L’intercommunalité affaiblit considérablement les conseils municipaux et leur maitrise des politiques publiques mais, paradoxalement elle renforce les pouvoirs des maires. Ce sont en effet les maires qui se répartissent les postes de l’exécutif intercommunal selon des règles d’équilibre et de cumul savamment dosées.

Pour autant, nous ne plaidons ici ni pour le maintien de l’organisation territoriale actuelle ni le retour aux seul pouvoir communal.
Faut-il rappeler que c’est un député du tiers état Jacques Guillaume Touret, qui en 1789 appelait à la création de grandes agglomérations de citoyens plutôt que « la division du peuple par petites corporations dans lesquelles tout sentiment généreux est étouffé par celui de l’impuissance ». Avec Sieyès ils plaidaient pour la création de 720 communes de grandes tailles. A leur projet a été préféré celui de Mirabeau plus proche de l’existant et qui aboutit à la création par l’assemblée constituante de 44 000 municipalités (36 000 aujourd’hui) : les anciennes paroisses aux « communautés » sont transformées en autant de municipalités qui, malgré de fortes disproportions de taille sont placées sous un seul et unique régime juridique.
Ce débat sur le découpage municipal resurgit sous la forme de regroupement de communes défendu cette fois par Condorcet. Les municipalités de cantons voient le jour en 1795 mais sont supprimées dès 1799 par le changement de régime.
Nous ne sommes pas pour le statu quo mais ce que nous souhaitons c’est qu’on arrête enfin de leurrer les habitants d’un territoire, qu’on arrête de créer de la déconnexion entre ceux qui décident des politiques et ceux à qui elles s’adressent.

C’est ce que nous vous demandons de transmettre au représentant de l’état : au lieu d’un avis sur une carte et un découpage géographique nous aurions souhaité que l’on mette la question du fonctionnement des intercommunalités en débat.
Mais nous n’avons pas confiance.
En 2012 la majorité élue disposait des pouvoirs institutionnels (présidence de la république, assemblée législative, sénat, régions, nombreux départements et grandes villes) pour réaliser une réforme territoriale digne de ce nom et faire avancer notre pays vers davantage de démocratie.
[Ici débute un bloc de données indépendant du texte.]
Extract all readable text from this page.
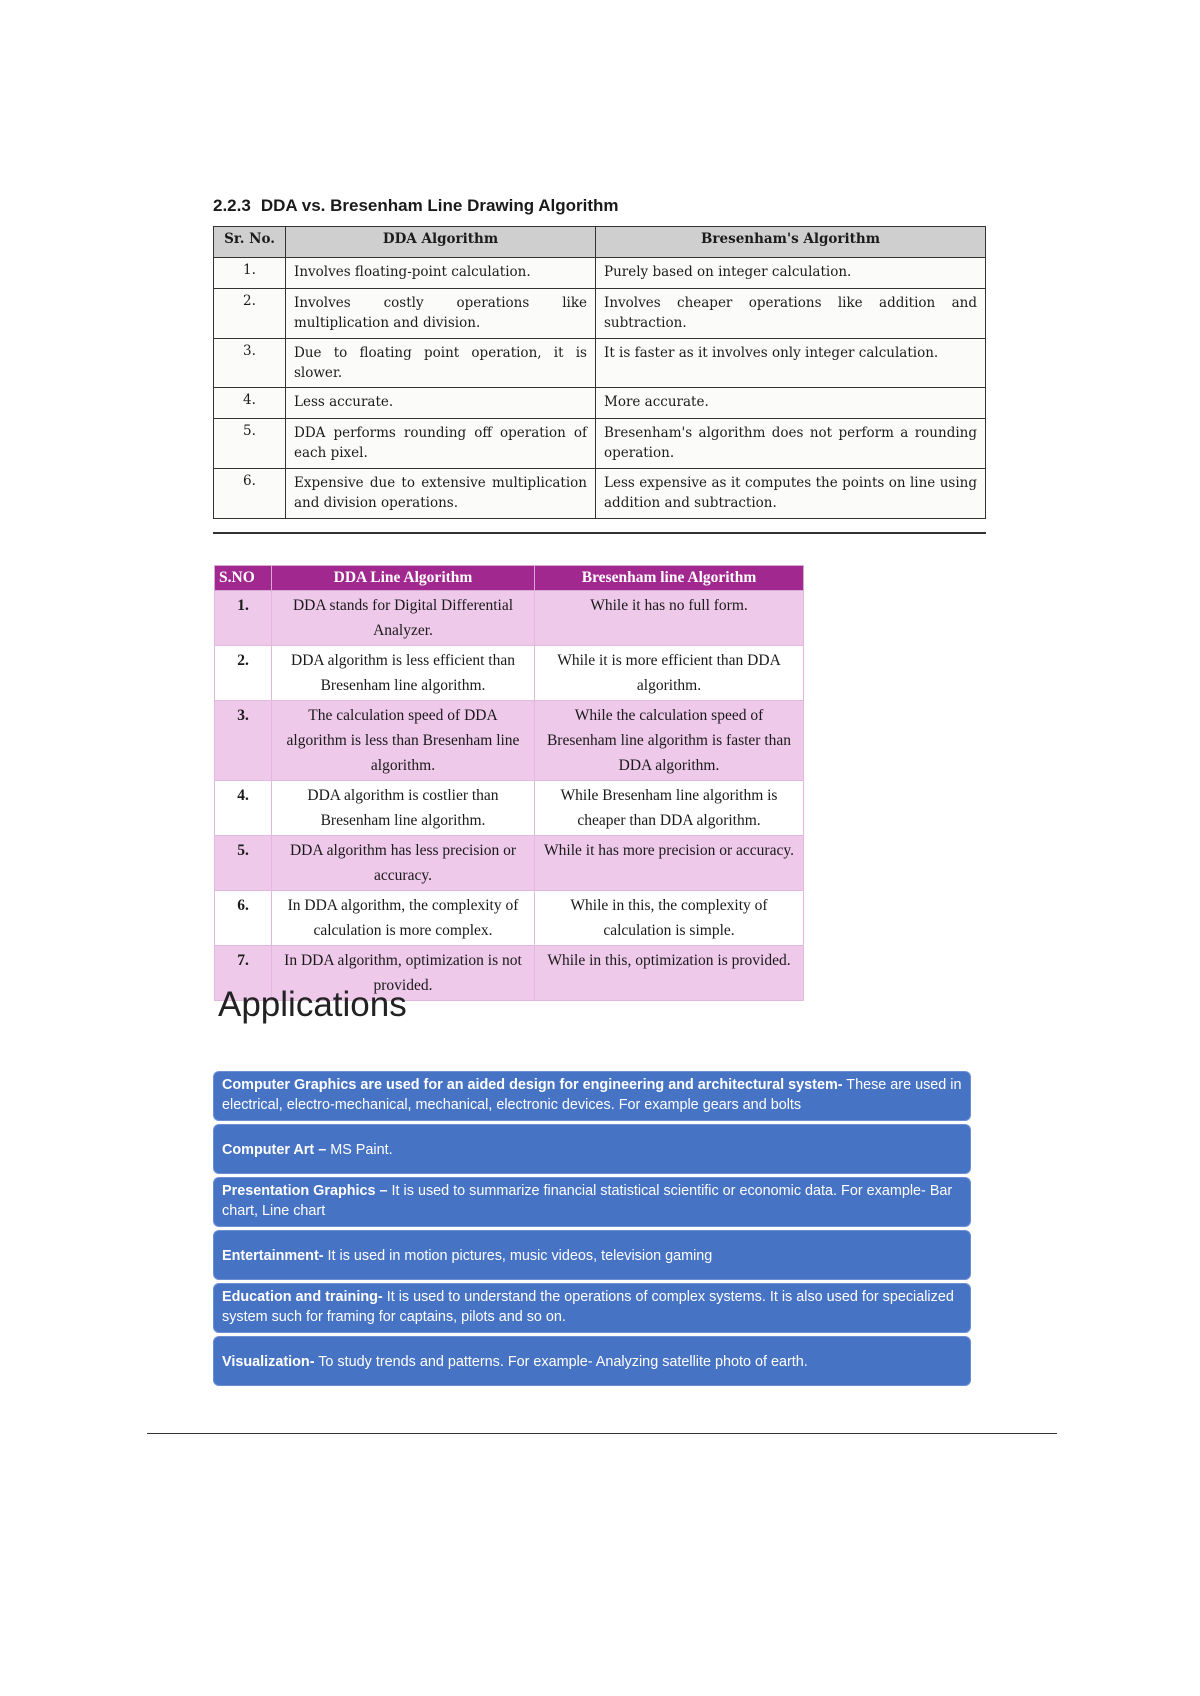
2.2.3 DDA vs. Bresenham Line Drawing Algorithm
Sr. No.	DDA Algorithm	Bresenham's Algorithm
1.	Involves floating-point calculation.	Purely based on integer calculation.
2.	Involves costly operations like multiplication and division.	Involves cheaper operations like addition and subtraction.
3.	Due to floating point operation, it is slower.	It is faster as it involves only integer calculation.
4.	Less accurate.	More accurate.
5.	DDA performs rounding off operation of each pixel.	Bresenham's algorithm does not perform a rounding operation.
6.	Expensive due to extensive multiplication and division operations.	Less expensive as it computes the points on line using addition and subtraction.
S.NO	DDA Line Algorithm	Bresenham line Algorithm
1.	DDA stands for Digital Differential Analyzer.	While it has no full form.
2.	DDA algorithm is less efficient than Bresenham line algorithm.	While it is more efficient than DDA algorithm.
3.	The calculation speed of DDA algorithm is less than Bresenham line algorithm.	While the calculation speed of Bresenham line algorithm is faster than DDA algorithm.
4.	DDA algorithm is costlier than Bresenham line algorithm.	While Bresenham line algorithm is cheaper than DDA algorithm.
5.	DDA algorithm has less precision or accuracy.	While it has more precision or accuracy.
6.	In DDA algorithm, the complexity of calculation is more complex.	While in this, the complexity of calculation is simple.
7.	In DDA algorithm, optimization is not provided.	While in this, optimization is provided.
Applications
Computer Graphics are used for an aided design for engineering and architectural system- These are used in electrical, electro-mechanical, mechanical, electronic devices. For example gears and bolts
Computer Art – MS Paint.
Presentation Graphics – It is used to summarize financial statistical scientific or economic data. For example- Bar chart, Line chart
Entertainment- It is used in motion pictures, music videos, television gaming
Education and training- It is used to understand the operations of complex systems. It is also used for specialized system such for framing for captains, pilots and so on.
Visualization- To study trends and patterns. For example- Analyzing satellite photo of earth.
Au lieu d’une réforme ambitieuse de nos institutions , de nos collectivités territoriales, nous avons assisté pour le découpage des régions, pour les prérogatives des départements et maintenant pour les intercommunalités à des tripatouillages davantage destinés à favoriser ou préserver des fiefs ou des baronnies locales amis que de construire les fondations d’une organisation démocratique et participative des territoires.
C’est malheureusement un très mauvais signal qui est donné aux électeurs et qui creuse le lit de tous ceux qui prônent le repli sur soi et les conservatismes.